While Luke's death was a 10/10 in terms of plot(the foreshadowing,the prophecy,how it had this simple elegance about it),it only reached a 7 in terms of character (that event was a good finish for his arc,explained his motivations,but I feel like Luke dying was the thing that interrupted his redemption arc,or stopped him from having a real one. If Rick focused more on the tragedy of this, rather than using Luke's death as an atoning act on itself,I'd grade it higher. Besides,Luke still had plenty of history potential,IMO. Imagine if Luke had escaped the Underworld, getting to be one of the seven,the angst while dealing with rejection from the camp,the regret).
I have once again let an ask collect dust for a month (and a half. . .), I am so sorry about that.
Anyways. I mostly agree with you, in that I think Luke's death is a pretty perfect ending to TLO, with a giant fucking asterisk.
That giant fucking asterisk's name is Heroes of Olympus.
The original series has a very open ending, and that's very much on purpose—for the first time, Percy has his whole life ahead of him, there is hope that demigods are going to live longer lives, that the gods can change. As such, Luke's death is super fucking important. Here's a guy who's had his faith in a better world, in creating good change that isn't enforced by the most nightmarish of violence, destroyed.
And he dies for that faith in a better world, on the word of one of the two people left that could possibly convince him to do so. It's a pretty good death.
*Winces* . . .and then the sequels happened.
Luke's absence from the narrative—something that I've talked about before, how it should have haunted the plot, and Percy and Annabeth and Piper in particular, I think—is, ultimately, an absence of a larger problem.
The consequences from that war should be deafening. Like, you should not be able to swing a dead cat without hitting a consequence in TLH (And SoN. Especially SoN).
Mostly, I think it would've been fascinating, with Gaea pulling out "mythology's worst villains" from Tartarus, with Medea and Minas and so many others, to have her also pull out the most high-profile demigod villain in the last millennium.
Like, you wanna sow chaos in the ranks? You wanna make Percy Jackson, who's approaching the very same age Luke was when he first heard from Kronos, doubt his every move?
Yeah, bring Luke Castellan back from the dead and bring out the popcorn.
(I don't think Luke would stay on her side for very long, considering he likes the world's existence, thanks very much. But he'd be a helluva wild card)
The worst thing though, as awesome as that could be, is that the lack of him or the second war permeating everyone's characterization is. . .it really runs counter to TLO?

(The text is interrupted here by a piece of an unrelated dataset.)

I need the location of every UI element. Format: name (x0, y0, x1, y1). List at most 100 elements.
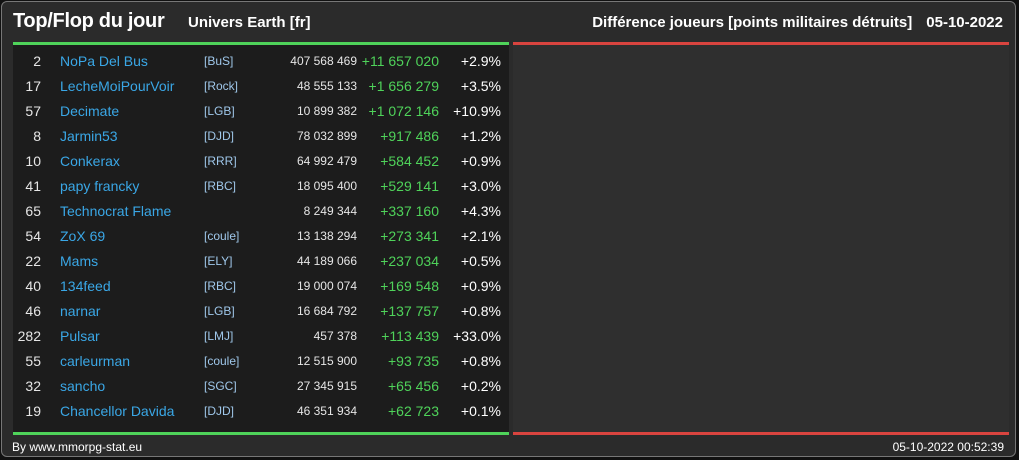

The point was that these demigods had been dismissed as not mattering. That they were inconsequential. These weren't the rare children of Zeus, Poseidon, Hades, being thrown aside and refused rightful recognition.
These children of minor gods, of Olympians whose kids often didn't have much power of their own, being tossed aside and left for dead, when all they wanted was a sign that their parents loved them, thought they mattered.
And when they couldn't do that, Luke—son of Hermes! No powers in particular, one of a dozen kids of an even larger cabin, counselor of the place housing the unclaimed when no one else would—mounted a rebellion to prove them wrong and make their regret of ignoring their kids the last thing they did.
Percy's intervention gave a happy ending to that tale, considering the fact that Kronos was in the driver's seat, and left the ending of TLO with the feeling, that, yeah, Luke was right about the need for change, but he wasn't right in how, but he was able to give Percy the leverage needed to do things right.
It's the son of Hermes, the son of Nemesis, the daughter of Athena, a mortal, who all decide the day. Percy has to let go of being the hero, Nico is trapped down below in Manhattan, and Thalia is literally immobilized by a statue.
Luke and the unclaimed were important. And then HoO just. . .does away with all of that.
Kids are going unclaimed, divisions are alive and well, the gods once again don't give a fuck when the world is ending and their kids are being tossed around and manipulated for their parents' ends. Silena and Luke are barely spoken of (Ethan getting a mention? Don't make me laugh).
Which. . .says a whole awful lot. About everyone.